Most scholars who attend the American Academy of Religion annual meeting have their travel and hotel rooms paid for, at least partly, by their institutions.

Some, however, don’t receive such support.

Dmitry Galtsin, a researcher in the Rare Books Department of the Library of the Russian Academy of Sciences. Galtsin has had a paper on “The Divine Feminine in the Silver Age of Russian Culture and Beyond” accepted by the the AAR’s Contemporary Pagan Studies Group, of which I have the honor to be co-chair, with Jone Salomonsen of the University of Oslo.

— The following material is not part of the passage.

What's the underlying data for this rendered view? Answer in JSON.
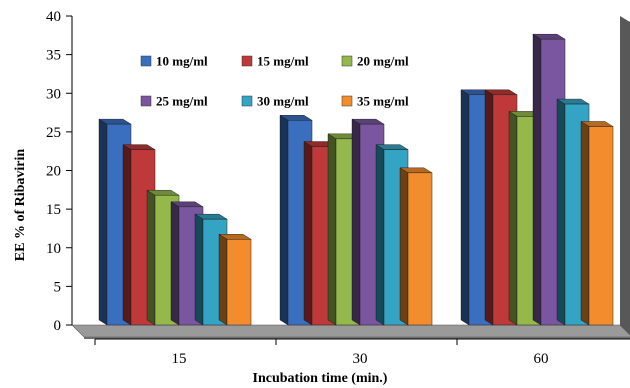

But he needs help with the travel expense of flying all the way from St. Petersburg to San Diego. To quote my blogging colleague Ethan Doyle White,

Although scholars of Pagan studies on the whole don’t seem to be a particularly wealthy bunch, they should nevertheless recognise the importance of building a dialogue between scholars operating in the Western world and their counterparts in Eastern Europe and the Russian Federation, in order to better understand and appreciate the growing multiplicity that exists within the phenomenon of contemporary Paganism. Arguably this is even more important in the current climate of growing political tensions between NATO and Russia.

He has an IndieGoGo campaign going. Please toss a few dollars in the can, and you can receive a copy of his presentation.